In support of Unblocktober, we’re raising awareness of what not to pour down the sink or flush down the toilet. Putting the wrong things down the drain blocks sewer networks which causes serious problems for homes, businesses and the environment. Making small changes to the way we dispose of everyday items can have a big impact.
What is Unblocktober?
Unblocktober is the world’s first month-long awareness campaign to improve the quality of drains, sewers, watercourses and seas. It’s been launched by Lanes Group, the UK’s largest independent drainage contractor.
Sewer networks are under increasing pressure from years of bad habits. Pouring or flushing the wrong things down the drain creates enormous masses of solid waste (commonly called fatbergs) which block sewer networks. As well as being pretty disgusting things, fatbergs cause disruption to local residents and it’s costly for water companies to remove them.
The aim of Unblocktober is to challenge everyone not to put any of these items down sinks or loos:
- Cooking oil
- Food (including crumbs)
- Cooking sauce
- Wet wipes
- Anything containing plastic, including:
- Tampons, applicators and wrappers
- Sanitary/menstrual pads and towels
- Cotton buds
- Contact lenses
- Bandages and plasters
- Dental floss
- Razor blades
Problems caused by fatbergs
A fatberg is an enormous mass of solid waste. They're formed by congealed fat, oil, grease, wet wipes and other hidden plastics which have been poured down the sink or flushed down the toilet. Fatbergs block sewer networks, making them work less effectively. This can cause wastewater flooding, pollution and excavation or repair works (meaning more roadworks).
Putting hidden plastics into drains also contributes to the global plastic pollution crisis by increasing the chance of plastic ending up in rivers, seas and oceans.
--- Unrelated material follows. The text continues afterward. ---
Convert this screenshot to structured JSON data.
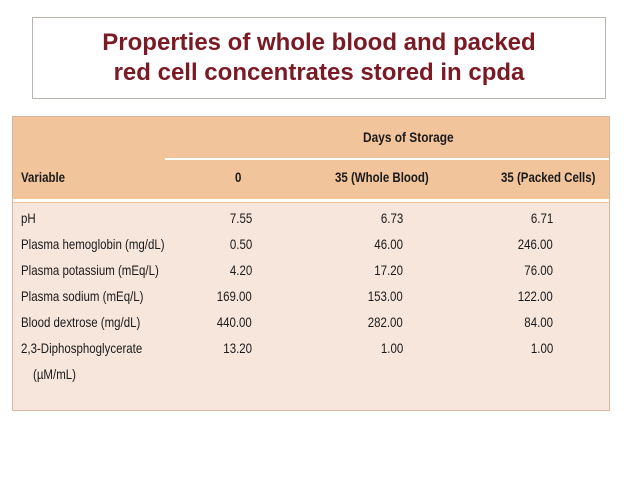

More than 8 million tonnes of plastic end up in the ocean every year.
Biggest fatbergs in the UK
Every year, the UK spends an eye-watering £100 million clearing an estimated 300,000 fatbergs. Here are a few notable monstrosities that have been found lurking in the sewers.
In September 2017, a colossal 250-metre, 130-tonne fatberg was discovered in a Victorian-era tunnel in Whitechapel, East London. That’s longer than Tower Bridge and nearly as heavy as a blue whale! It took a team of eight workers nine weeks to clear. The last remaining parts of the fatberg were displayed at the Museum of London and acquired into its permanent collection to be livestreamed by FatCam.
In April 2018, a fatberg thought to be even bigger than the Whitechapel one was discovered under South Bank in London. It was the subject of a special documentary by Channel 4 and Thames Water.
In February 2019, the largest fatberg in the North West was discovered under Birchall Street in Liverpool. It was 84 metres long and weighed 90 tonnes. The blockage proved difficult to break down using traditional high-powered water jets and had to be manually hacked out with pickaxes and shovels.
Don’t feed the fatberg
As part of a survey in 2019, LanesforDrains.co.uk spoke to more than 1,200 people to explore the habits and attitudes that contribute to drainage problems in the UK.
Awareness of fatbergs is increasing – 77% of people have heard of them (up from 47% in 2017).
But habits are not really changing. In fact, 48% of people have poured oil or fat down their kitchen sink, which is slightly higher than in 2017. 55% admitted to flushing some sort of wet wipe. Understanding of other key factors is also low, with less than 20% thinking fatbergs could cause plastic pollution.
Instead of pouring oil down the sink, leave it to cool down completely (hot oil can cause serious burns) and get rid of it safely. Transfer the cooled oil into a sealed container and either take it to your local recycling centre or dispose of it with your general waste. Soak up small amounts of excess oil with kitchen roll, then simply put in the bin.
Catering businesses that produce waste cooking oil are required to make sure it's stored properly and picked up by an authorised collector.
The top damaging items that people flush down the toilet are so-called ‘flushable’ wet wipes, tampons and kitchen roll. But less than 15% knew that other common household items like contact lenses, razor blades and medication also contribute to fatbergs. When in doubt, always remember to only flush the three Ps down the toilet: pee, poo and (toilet) paper.